Music: Curve, DOPPLEGANGER

History: After the foam couch on West 69th Street, I moved into a 5th floor walkup studio on East 27th Street. It was a glorious apartment: a narrow room facing south, quiet and flooded with sunset at the end of each day. I lived there for two years, but in my mid-twenties time seemed to pass more slowly, so according to my current perceptions it felt more like five or six years. I worked from 1:00 to 6:00 pm as a private secretary, and wrote fiction from 8:00 am to noon. On weekends I went running along the East River. After the Williamsburg Bridge, I followed exactly the path that Rob and Drew take, past the warehouse, under the FDR. That’s when I discovered the garbage beach where the last scene of “Out of Body” takes place. Whenever I reached it, I would stop and stand on the garbage for a while, watching boats pass along the river and listening to the roar of traffic on the Manhattan and Brooklyn bridges. That garbage beach seems to have disappeared. I’ve looked for it from the Brooklyn Bridge — where I run now — but there’s no sign of it; the space between the Manhattan Bridge and the Brooklyn Bridge looks as sparklingly refreshed as Madison Park.

Beginning:

Your friends are pretending to be all kinds of stuff, and your special job is to call them on it. Drew says he’s going straight to law school. After practicing awhile, he’ll run for state senator. Then U.S. senator. Eventually, president. He lays all this out the way you’d say, After Modern Chinese Painting I’ll go to the gym, then work in Bobst until dinner, if you even made plans anymore, which you don’t, if you were even in school anymore, which you aren’t, although that’s supposedly temporary.

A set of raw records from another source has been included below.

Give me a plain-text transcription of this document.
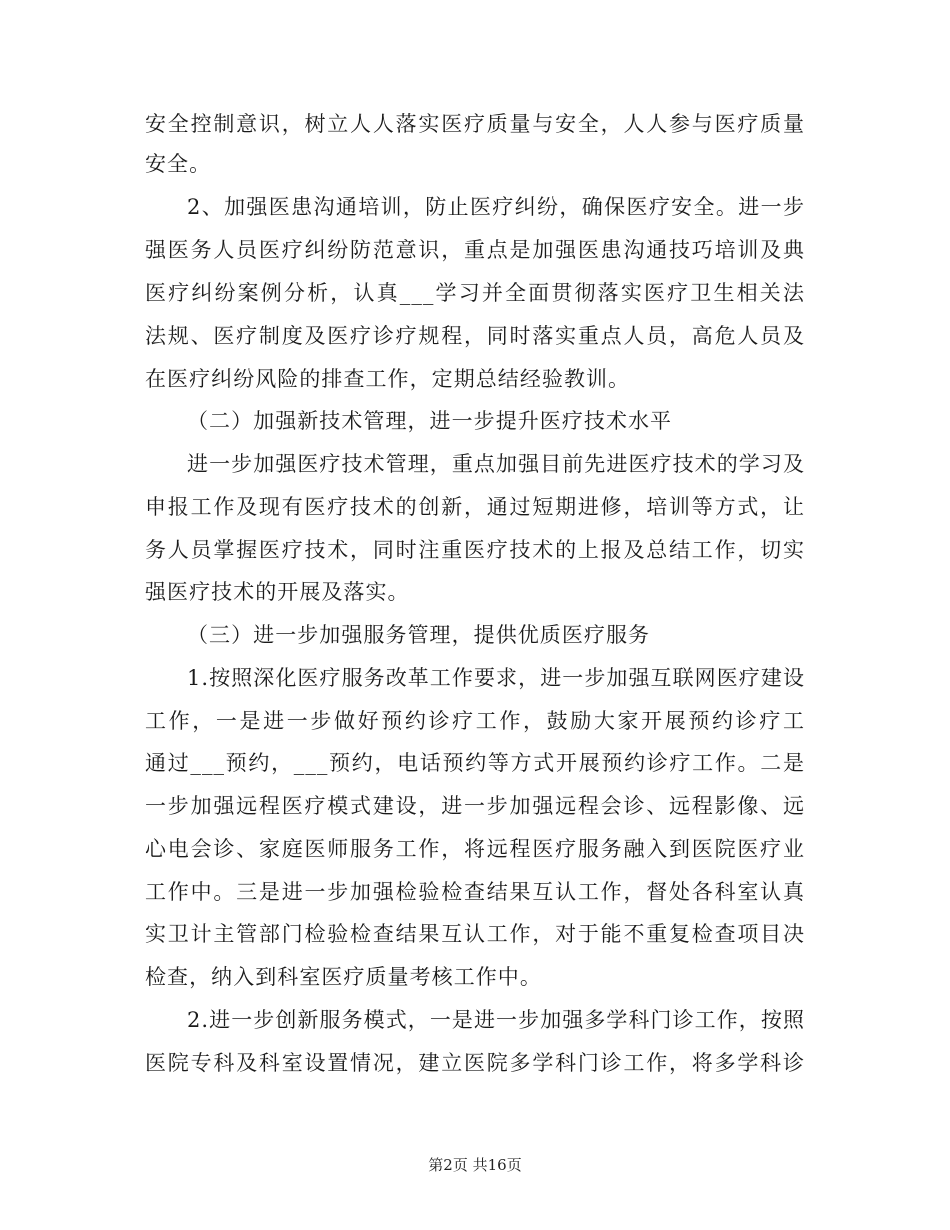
安全控制意识，树立人人落实医疗质量与安全，人人参与医疗质量
安全。
2、加强医患沟通培训，防止医疗纠纷，确保医疗安全。进一步
强医务人员医疗纠纷防范意识，重点是加强医患沟通技巧培训及典
医疗纠纷案例分析，认真___学习并全面贯彻落实医疗卫生相关法
法规、医疗制度及医疗诊疗规程，同时落实重点人员，高危人员及
在医疗纠纷风险的排查工作，定期总结经验教训。
（二）加强新技术管理，进一步提升医疗技术水平
进一步加强医疗技术管理，重点加强目前先进医疗技术的学习及
申报工作及现有医疗技术的创新，通过短期进修，培训等方式，让
务人员掌握医疗技术，同时注重医疗技术的上报及总结工作，切实
强医疗技术的开展及落实。
（三）进一步加强服务管理，提供优质医疗服务
1.按照深化医疗服务改革工作要求，进一步加强互联网医疗建设
工作，一是进一步做好预约诊疗工作，鼓励大家开展预约诊疗工
通过___预约，___预约，电话预约等方式开展预约诊疗工作。二是
一步加强远程医疗模式建设，进一步加强远程会诊、远程影像、远
心电会诊、家庭医师服务工作，将远程医疗服务融入到医院医疗业
工作中。三是进一步加强检验检查结果互认工作，督处各科室认真
实卫计主管部门检验检查结果互认工作，对于能不重复检查项目决
检查，纳入到科室医疗质量考核工作中。
2.进一步创新服务模式，一是进一步加强多学科门诊工作，按照
医院专科及科室设置情况，建立医院多学科门诊工作，将多学科诊
第2页 共16页
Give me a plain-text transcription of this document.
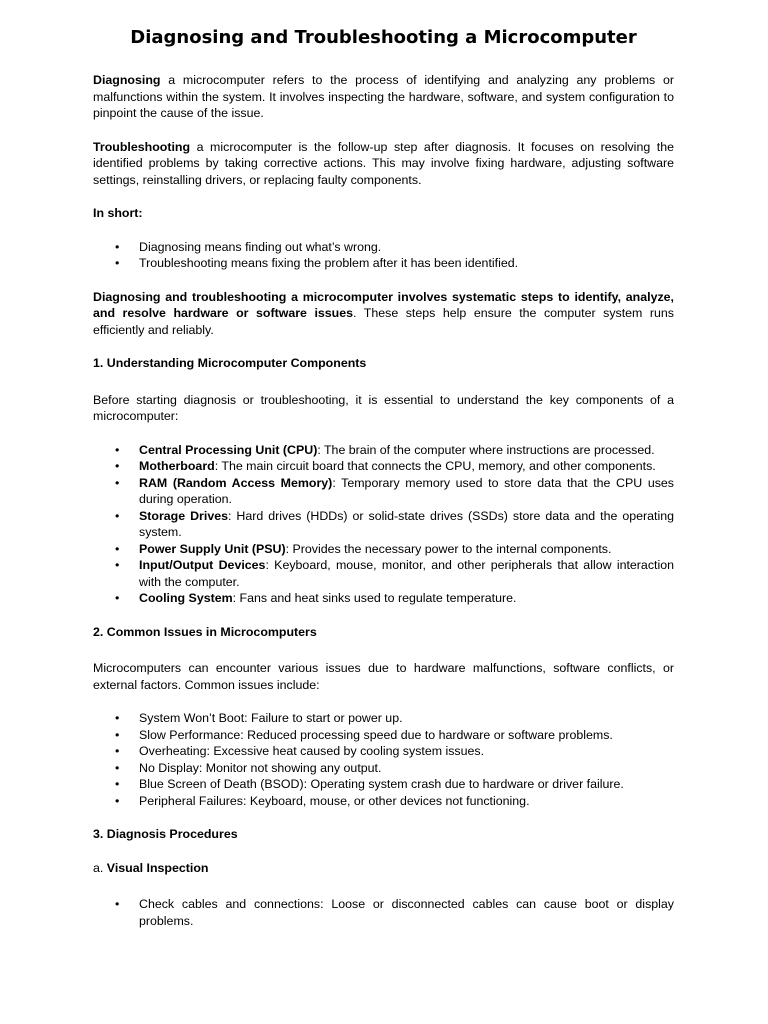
Diagnosing and Troubleshooting a Microcomputer

Diagnosing a microcomputer refers to the process of identifying and analyzing any problems or malfunctions within the system. It involves inspecting the hardware, software, and system configuration to pinpoint the cause of the issue.

Troubleshooting a microcomputer is the follow-up step after diagnosis. It focuses on resolving the identified problems by taking corrective actions. This may involve fixing hardware, adjusting software settings, reinstalling drivers, or replacing faulty components.

In short:
• Diagnosing means finding out what’s wrong.
• Troubleshooting means fixing the problem after it has been identified.

Diagnosing and troubleshooting a microcomputer involves systematic steps to identify, analyze, and resolve hardware or software issues. These steps help ensure the computer system runs efficiently and reliably.

1. Understanding Microcomputer Components

Before starting diagnosis or troubleshooting, it is essential to understand the key components of a microcomputer:

• Central Processing Unit (CPU): The brain of the computer where instructions are processed.
• Motherboard: The main circuit board that connects the CPU, memory, and other components.
• RAM (Random Access Memory): Temporary memory used to store data that the CPU uses during operation.
• Storage Drives: Hard drives (HDDs) or solid-state drives (SSDs) store data and the operating system.
• Power Supply Unit (PSU): Provides the necessary power to the internal components.
• Input/Output Devices: Keyboard, mouse, monitor, and other peripherals that allow interaction with the computer.
• Cooling System: Fans and heat sinks used to regulate temperature.
2. Common Issues in Microcomputers

Microcomputers can encounter various issues due to hardware malfunctions, software conflicts, or external factors. Common issues include:

• System Won’t Boot: Failure to start or power up.
• Slow Performance: Reduced processing speed due to hardware or software problems.
• Overheating: Excessive heat caused by cooling system issues.
• No Display: Monitor not showing any output.
• Blue Screen of Death (BSOD): Operating system crash due to hardware or driver failure.
• Peripheral Failures: Keyboard, mouse, or other devices not functioning.
3. Diagnosis Procedures
a. Visual Inspection
• Check cables and connections: Loose or disconnected cables can cause boot or display problems.
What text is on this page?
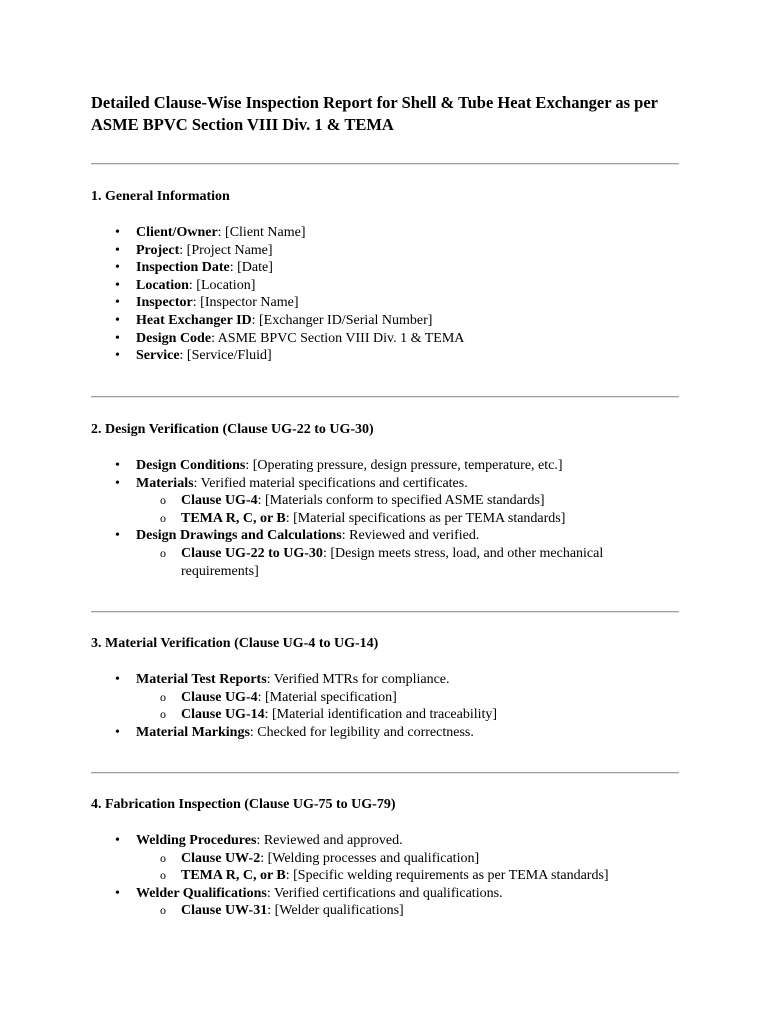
Detailed Clause-Wise Inspection Report for Shell & Tube Heat Exchanger as per ASME BPVC Section VIII Div. 1 & TEMA
1. General Information
• Client/Owner: [Client Name]
• Project: [Project Name]
• Inspection Date: [Date]
• Location: [Location]
• Inspector: [Inspector Name]
• Heat Exchanger ID: [Exchanger ID/Serial Number]
• Design Code: ASME BPVC Section VIII Div. 1 & TEMA
• Service: [Service/Fluid]
2. Design Verification (Clause UG-22 to UG-30)
• Design Conditions: [Operating pressure, design pressure, temperature, etc.]
• Materials: Verified material specifications and certificates.
o Clause UG-4: [Materials conform to specified ASME standards]
o TEMA R, C, or B: [Material specifications as per TEMA standards]
• Design Drawings and Calculations: Reviewed and verified.
o Clause UG-22 to UG-30: [Design meets stress, load, and other mechanical requirements]
3. Material Verification (Clause UG-4 to UG-14)
• Material Test Reports: Verified MTRs for compliance.
o Clause UG-4: [Material specification]
o Clause UG-14: [Material identification and traceability]
• Material Markings: Checked for legibility and correctness.
4. Fabrication Inspection (Clause UG-75 to UG-79)
• Welding Procedures: Reviewed and approved.
o Clause UW-2: [Welding processes and qualification]
o TEMA R, C, or B: [Specific welding requirements as per TEMA standards]
• Welder Qualifications: Verified certifications and qualifications.
o Clause UW-31: [Welder qualifications]
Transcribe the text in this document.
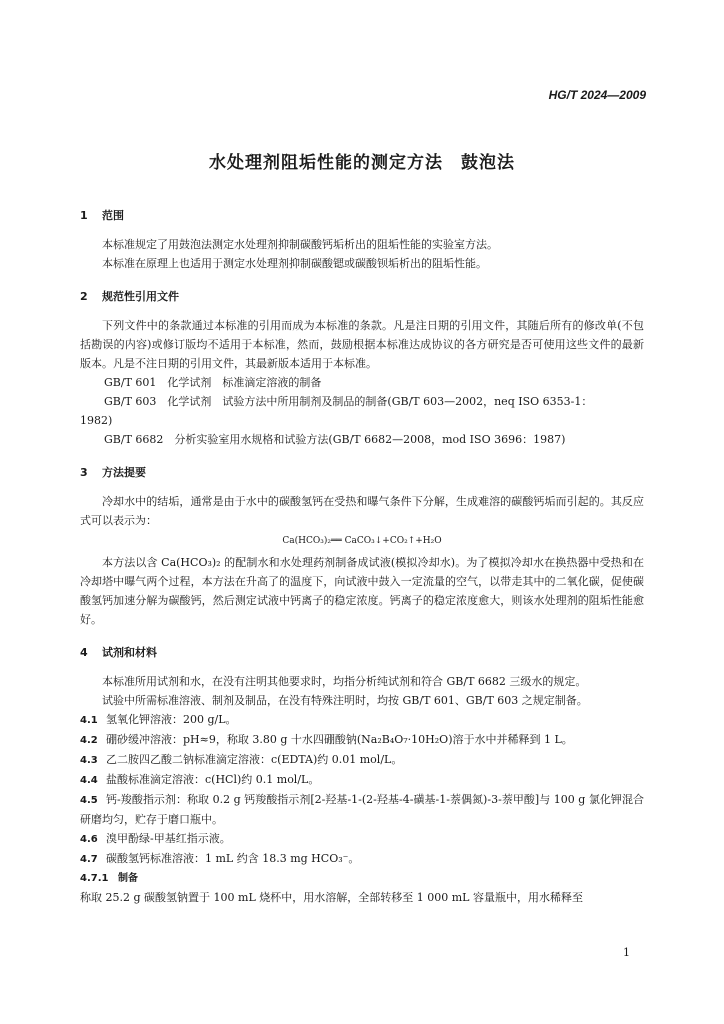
HG/T 2024—2009
水处理剂阻垢性能的测定方法　鼓泡法
1 范围

本标准规定了用鼓泡法测定水处理剂抑制碳酸钙垢析出的阻垢性能的实验室方法。

本标准在原理上也适用于测定水处理剂抑制碳酸锶或碳酸钡垢析出的阻垢性能。

2 规范性引用文件

下列文件中的条款通过本标准的引用而成为本标准的条款。凡是注日期的引用文件，其随后所有的修改单(不包括勘误的内容)或修订版均不适用于本标准，然而，鼓励根据本标准达成协议的各方研究是否可使用这些文件的最新版本。凡是不注日期的引用文件，其最新版本适用于本标准。

GB/T 601　化学试剂　标准滴定溶液的制备

GB/T 603　化学试剂　试验方法中所用制剂及制品的制备(GB/T 603—2002，neq ISO 6353-1：

1982)

GB/T 6682　分析实验室用水规格和试验方法(GB/T 6682—2008，mod ISO 3696：1987)

3 方法提要

冷却水中的结垢，通常是由于水中的碳酸氢钙在受热和曝气条件下分解，生成难溶的碳酸钙垢而引起的。其反应式可以表示为：

Ca(HCO₃)₂══ CaCO₃↓+CO₂↑+H₂O

本方法以含 Ca(HCO₃)₂ 的配制水和水处理药剂制备成试液(模拟冷却水)。为了模拟冷却水在换热器中受热和在冷却塔中曝气两个过程，本方法在升高了的温度下，向试液中鼓入一定流量的空气，以带走其中的二氧化碳，促使碳酸氢钙加速分解为碳酸钙，然后测定试液中钙离子的稳定浓度。钙离子的稳定浓度愈大，则该水处理剂的阻垢性能愈好。

4 试剂和材料

本标准所用试剂和水，在没有注明其他要求时，均指分析纯试剂和符合 GB/T 6682 三级水的规定。

试验中所需标准溶液、制剂及制品，在没有特殊注明时，均按 GB/T 601、GB/T 603 之规定制备。

4.1 氢氧化钾溶液：200 g/L。

4.2 硼砂缓冲溶液：pH≈9，称取 3.80 g 十水四硼酸钠(Na₂B₄O₇·10H₂O)溶于水中并稀释到 1 L。

4.3 乙二胺四乙酸二钠标准滴定溶液：c(EDTA)约 0.01 mol/L。

4.4 盐酸标准滴定溶液：c(HCl)约 0.1 mol/L。

4.5 钙-羧酸指示剂：称取 0.2 g 钙羧酸指示剂[2-羟基-1-(2-羟基-4-磺基-1-萘偶氮)-3-萘甲酸]与 100 g 氯化钾混合研磨均匀，贮存于磨口瓶中。

4.6 溴甲酚绿-甲基红指示液。

4.7 碳酸氢钙标准溶液：1 mL 约含 18.3 mg HCO₃⁻。

4.7.1 制备

称取 25.2 g 碳酸氢钠置于 100 mL 烧杯中，用水溶解，全部转移至 1 000 mL 容量瓶中，用水稀释至

1
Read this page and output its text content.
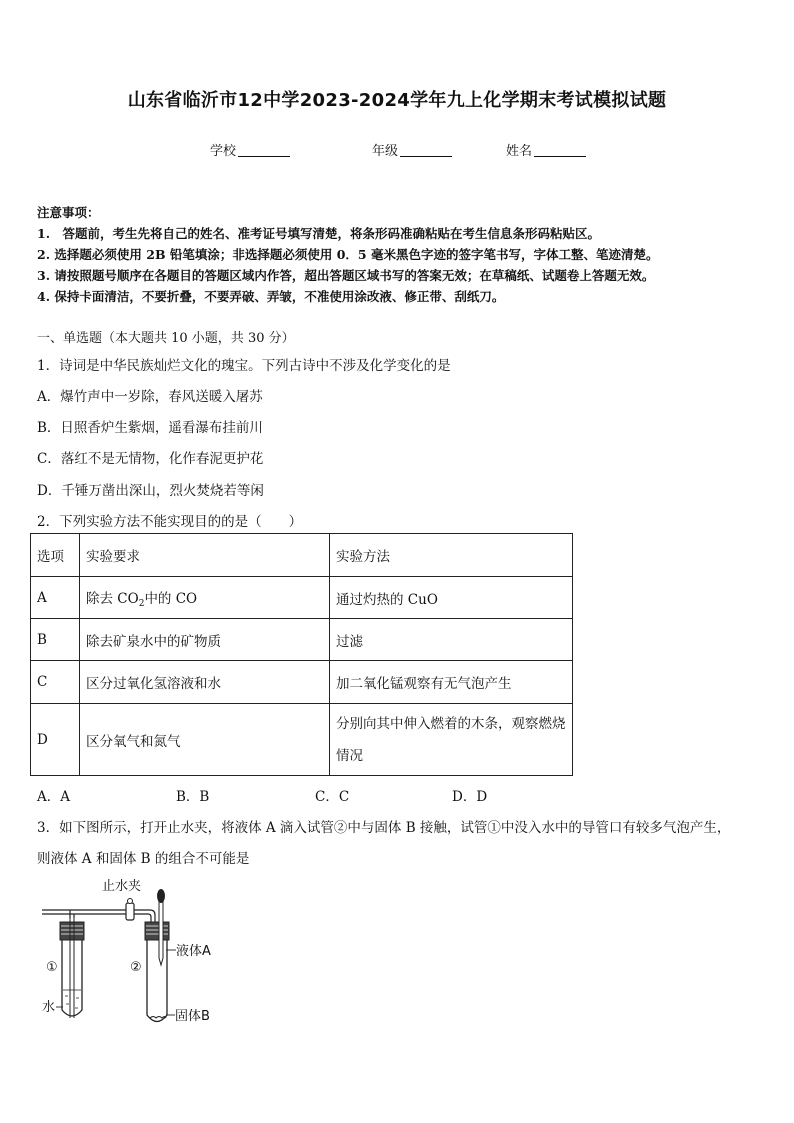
山东省临沂市12中学2023-2024学年九上化学期末考试模拟试题
学校	年级	姓名
注意事项：
1.　答题前，考生先将自己的姓名、准考证号填写清楚，将条形码准确粘贴在考生信息条形码粘贴区。
2. 选择题必须使用 2B 铅笔填涂；非选择题必须使用 0．5 毫米黑色字迹的签字笔书写，字体工整、笔迹清楚。
3. 请按照题号顺序在各题目的答题区域内作答，超出答题区域书写的答案无效；在草稿纸、试题卷上答题无效。
4. 保持卡面清洁，不要折叠，不要弄破、弄皱，不准使用涂改液、修正带、刮纸刀。
一、单选题（本大题共 10 小题，共 30 分）
1．诗词是中华民族灿烂文化的瑰宝。下列古诗中不涉及化学变化的是
A．爆竹声中一岁除，春风送暖入屠苏
B．日照香炉生紫烟，遥看瀑布挂前川
C．落红不是无情物，化作春泥更护花
D．千锤万凿出深山，烈火焚烧若等闲
2．下列实验方法不能实现目的的是（　　）
选项	实验要求	实验方法
A	除去 $CO_2$中的 CO	通过灼热的 CuO
B	除去矿泉水中的矿物质	过滤
C	区分过氧化氢溶液和水	加二氧化锰观察有无气泡产生
D	区分氧气和氮气	分别向其中伸入燃着的木条，观察燃烧情况
A．A	B．B	C．C	D．D
3．如下图所示，打开止水夹，将液体 A 滴入试管②中与固体 B 接触，试管①中没入水中的导管口有较多气泡产生，
则液体 A 和固体 B 的组合不可能是
止水夹
①
水
②
液体A
固体B
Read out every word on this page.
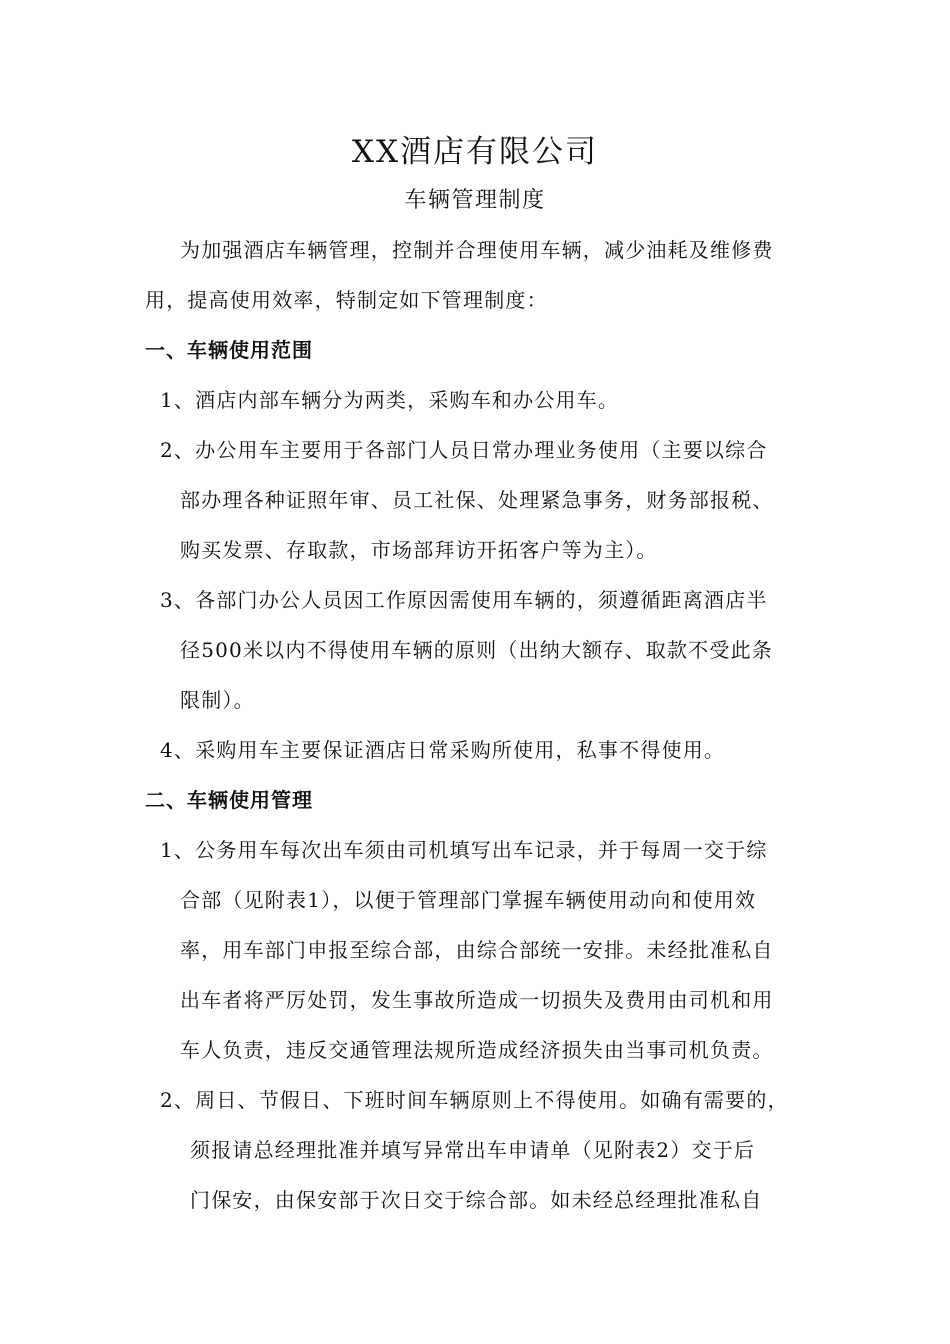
XX酒店有限公司
车辆管理制度
为加强酒店车辆管理，控制并合理使用车辆，减少油耗及维修费
用，提高使用效率，特制定如下管理制度：
一、车辆使用范围
1、酒店内部车辆分为两类，采购车和办公用车。
2、办公用车主要用于各部门人员日常办理业务使用（主要以综合
部办理各种证照年审、员工社保、处理紧急事务，财务部报税、
购买发票、存取款，市场部拜访开拓客户等为主）。
3、各部门办公人员因工作原因需使用车辆的，须遵循距离酒店半
径500米以内不得使用车辆的原则（出纳大额存、取款不受此条
限制）。
4、采购用车主要保证酒店日常采购所使用，私事不得使用。
二、车辆使用管理
1、公务用车每次出车须由司机填写出车记录，并于每周一交于综
合部（见附表1），以便于管理部门掌握车辆使用动向和使用效
率，用车部门申报至综合部，由综合部统一安排。未经批准私自
出车者将严厉处罚，发生事故所造成一切损失及费用由司机和用
车人负责，违反交通管理法规所造成经济损失由当事司机负责。
2、周日、节假日、下班时间车辆原则上不得使用。如确有需要的，
须报请总经理批准并填写异常出车申请单（见附表2）交于后
门保安，由保安部于次日交于综合部。如未经总经理批准私自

You look at Drew through layers of hash smoke floating in the sun. He’s leaning back on the futon couch, his arm around Sasha. He’s got a big, hey-come-on-in face and a head of dark hair, and he’s built — not with weight-room muscle like yours, but in a basic animal way that must come from all that swimming he does.

“Just don’t try and say you didn’t inhale,” you tell him.

Everyone laughs except Bix, who’s at his computer, and you feel like a funny guy for maybe half a second, until it occurs to you that they probably only laughed because they could see you were trying to be funny, and they’re afraid you’ll jump out the window onto East Seventh Street if you fail, even at something so small.

Drew takes a long hit. You hear the smoke creak in his chest. He hands the pipe to Sasha, who passes it to Lizzie without smoking any.

“I promise, Rob,” Drew croaks at you, holding in smoke, “if anyone asks, I’ll tell them the hash I smoked with Robert Freeman Jr. was excellent.”